AMD uses TSMC’s SoIC 3D packaging technology to place the memory on top of the compute die with direct copper-to-copper bonding of the through silicon vias (TSVs) that connect the die, slashing the resistance of the interconnects. AMD said V-Cache works without the use of copper pads capped in solder called micro bumps, hiking power efficiency, interconnect density, and signaling routing, while limiting heat dissipation.

AMD said TSMC’s SoIC technology permanently bonds the interconnects in V-Cache to the CPU, closing the distance between the die, resulting in 2 TB/s of communications bandwidth. As a result, the interconnects in the Milan-X CPUs have up to three times the power efficiency by consuming one-third the energy-per-bit and 200 times more interconnect density than the 2D chiplet packaging used by its third-generation EPYC CPUs.

AMD has previously unveiled plans to use V-Cache technology in its Ryzen CPUs for the PC market.

While the V-Cache is physically further from the CPU than the L3 cache that runs through the middle of the compute tile like a spinal cord, AMD said the performance penalty is limited. The company said that it takes less latency to travel through the interconnects and into the stacked die than it takes to leave the CPU, travel through the I/O tile in the 2.5D package, access additional DRAM in the system, and then return to the CPU.

AMD said the 3D cache is a boon to a wide range of workloads in data centers, such as artificial intelligence, where it pays dividends to keep data as close to the processor as possible. But where Milan-X stands out is in computationally heavy workloads, such as modeling the structural integrity of a bridge, replicating the physics of an automotive test crash, and simulating air currents cascading around the wing of an airplane.

Another workload AMD is trying to address with Milan-X CPUs is semiconductor design, since the V-Cache guarantees “critical data” used in electronic design automation (EDA) is located closer to the CPU’s cores.

It is impossible for even the most skilled engineers to test every single detail in a final chip design by hand. Chip firms run thousands of simulations to verify the performance in chip designs before the final blueprints are manufactured. To save time, they run simulations at the same time on separate cores in the same CPU. But because the cores are all fighting over limited memory cache and bandwidth, performance takes a hit.

But using V-Cache to upgrade the amount of shared L3 cache means AMD’s Milan-X CPUs can keep even more information close to the CPU cores, reducing latency that can sap the performance of EDA workloads.

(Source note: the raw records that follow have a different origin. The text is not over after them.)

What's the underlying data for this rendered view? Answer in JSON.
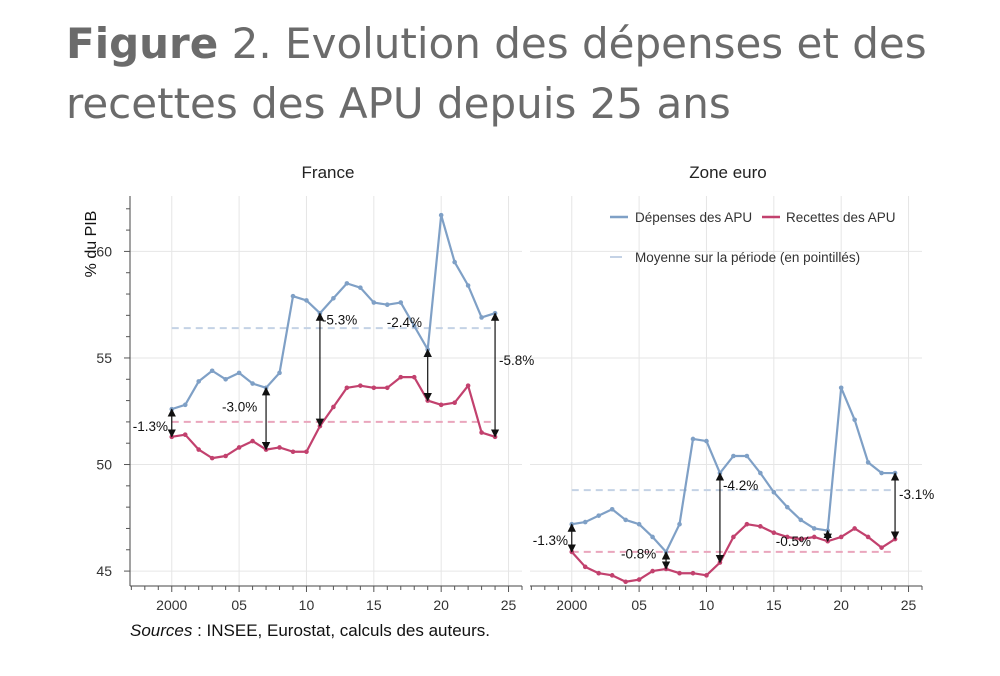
{
  "figure": {
    "label": "Figure",
    "number": "2.",
    "title": "Evolution des dépenses et des recettes des APU depuis 25 ans",
    "sources_label": "Sources",
    "sources_text": " : INSEE, Eurostat, calculs des auteurs."
  },
  "colors": {
    "depenses": "#7fa0c6",
    "recettes": "#c2416e",
    "depenses_mean": "#c4d2e5",
    "recettes_mean": "#eaa6bd",
    "grid": "#e6e6e6"
  },
  "chart_data": [
    {
      "type": "line",
      "panel": "France",
      "ylabel": "% du PIB",
      "ylim": [
        44.3,
        62.6
      ],
      "yticks": [
        45,
        50,
        55,
        60
      ],
      "xlim": [
        1996.9,
        2026
      ],
      "xticks": [
        2000,
        2005,
        2010,
        2015,
        2020,
        2025
      ],
      "xtick_labels": [
        "2000",
        "05",
        "10",
        "15",
        "20",
        "25"
      ],
      "x": [
        2000,
        2001,
        2002,
        2003,
        2004,
        2005,
        2006,
        2007,
        2008,
        2009,
        2010,
        2011,
        2012,
        2013,
        2014,
        2015,
        2016,
        2017,
        2018,
        2019,
        2020,
        2021,
        2022,
        2023,
        2024
      ],
      "series": [
        {
          "name": "Dépenses des APU",
          "values": [
            52.6,
            52.8,
            53.9,
            54.4,
            54.0,
            54.3,
            53.8,
            53.6,
            54.3,
            57.9,
            57.7,
            57.1,
            57.8,
            58.5,
            58.3,
            57.6,
            57.5,
            57.6,
            56.5,
            55.4,
            61.7,
            59.5,
            58.4,
            56.9,
            57.1
          ]
        },
        {
          "name": "Recettes des APU",
          "values": [
            51.3,
            51.4,
            50.7,
            50.3,
            50.4,
            50.8,
            51.1,
            50.7,
            50.8,
            50.6,
            50.6,
            51.8,
            52.7,
            53.6,
            53.7,
            53.6,
            53.6,
            54.1,
            54.1,
            53.0,
            52.8,
            52.9,
            53.7,
            51.5,
            51.3
          ]
        }
      ],
      "means": {
        "Dépenses des APU": 56.4,
        "Recettes des APU": 52.0
      },
      "annotations": [
        {
          "year": 2000,
          "from": 52.6,
          "to": 51.3,
          "label": "-1.3%"
        },
        {
          "year": 2007,
          "from": 53.6,
          "to": 50.7,
          "label": "-3.0%"
        },
        {
          "year": 2011,
          "from": 57.1,
          "to": 51.8,
          "label": "-5.3%"
        },
        {
          "year": 2019,
          "from": 55.4,
          "to": 53.0,
          "label": "-2.4%"
        },
        {
          "year": 2024,
          "from": 57.1,
          "to": 51.3,
          "label": "-5.8%"
        }
      ]
    },
    {
      "type": "line",
      "panel": "Zone euro",
      "ylabel": "",
      "ylim": [
        44.3,
        62.6
      ],
      "yticks": [
        45,
        50,
        55,
        60
      ],
      "xlim": [
        1996.9,
        2026
      ],
      "xticks": [
        2000,
        2005,
        2010,
        2015,
        2020,
        2025
      ],
      "xtick_labels": [
        "2000",
        "05",
        "10",
        "15",
        "20",
        "25"
      ],
      "x": [
        2000,
        2001,
        2002,
        2003,
        2004,
        2005,
        2006,
        2007,
        2008,
        2009,
        2010,
        2011,
        2012,
        2013,
        2014,
        2015,
        2016,
        2017,
        2018,
        2019,
        2020,
        2021,
        2022,
        2023,
        2024
      ],
      "series": [
        {
          "name": "Dépenses des APU",
          "values": [
            47.2,
            47.3,
            47.6,
            47.9,
            47.4,
            47.2,
            46.6,
            45.9,
            47.2,
            51.2,
            51.1,
            49.6,
            50.4,
            50.4,
            49.6,
            48.7,
            48.0,
            47.4,
            47.0,
            46.9,
            53.6,
            52.1,
            50.1,
            49.6,
            49.6
          ]
        },
        {
          "name": "Recettes des APU",
          "values": [
            45.9,
            45.2,
            44.9,
            44.8,
            44.5,
            44.6,
            45.0,
            45.1,
            44.9,
            44.9,
            44.8,
            45.4,
            46.6,
            47.2,
            47.1,
            46.8,
            46.6,
            46.5,
            46.6,
            46.4,
            46.6,
            47.0,
            46.6,
            46.1,
            46.5
          ]
        }
      ],
      "means": {
        "Dépenses des APU": 48.8,
        "Recettes des APU": 45.9
      },
      "annotations": [
        {
          "year": 2000,
          "from": 47.2,
          "to": 45.9,
          "label": "-1.3%"
        },
        {
          "year": 2007,
          "from": 45.9,
          "to": 45.1,
          "label": "-0.8%"
        },
        {
          "year": 2011,
          "from": 49.6,
          "to": 45.4,
          "label": "-4.2%"
        },
        {
          "year": 2019,
          "from": 46.9,
          "to": 46.4,
          "label": "-0.5%"
        },
        {
          "year": 2024,
          "from": 49.6,
          "to": 46.5,
          "label": "-3.1%"
        }
      ],
      "legend": {
        "position": "top-right",
        "entries": [
          "Dépenses des APU",
          "Recettes des APU"
        ],
        "mean_entry": "Moyenne sur la période (en pointillés)"
      }
    }
  ]
}
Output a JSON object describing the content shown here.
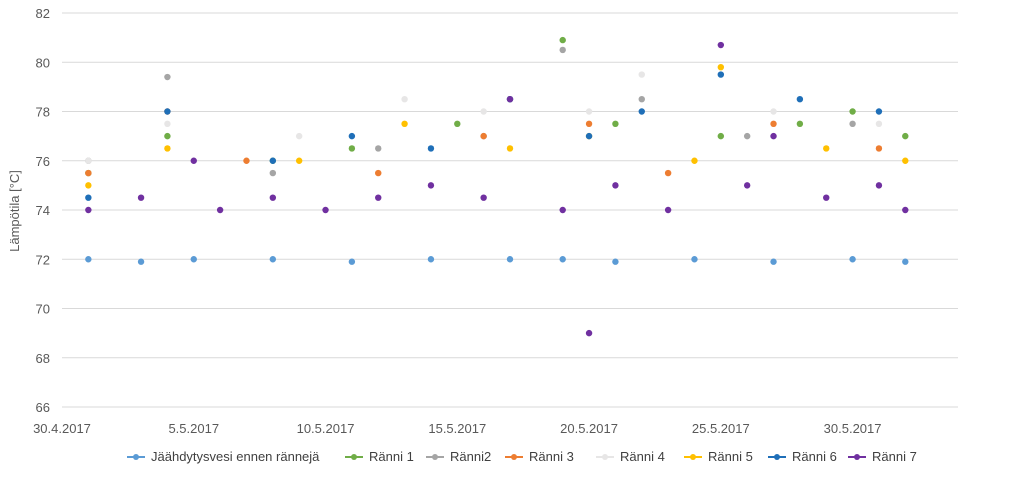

AMD said that a 16-core variant of Milan-X can do verification runs on semiconductor designs in Synopsys’s VCS tool around 66% faster than a third-generation, 16-core EPYC CPU without the new 3D V-Cache. Dan McNamara, senior vice president and general manager of AMD’s server business, said Milan-X makes it possible for chip firms to test designs faster or run more tests at the same time, reducing time-to-market.

Microsoft said cloud services based on Milan-X processors are also up to 50% faster for automobile crash test modeling and up to 80% higher performance for aerospace workloads versus rivals’ cloud services.

AMD said it has partnered with many of the major players in EDA and other system design tools, including Altair, Ansys, Cadence, Siemens, Synopsys, among others, to improve how their software runs on Milan-X.

Top manufacturers of data center gear plan to roll out servers with Milan-X inside, including HPE, Dell, Cisco, Supermicro, and Lenovo, among others. AMD said Milan-X chips will be available by the first quarter of 2022.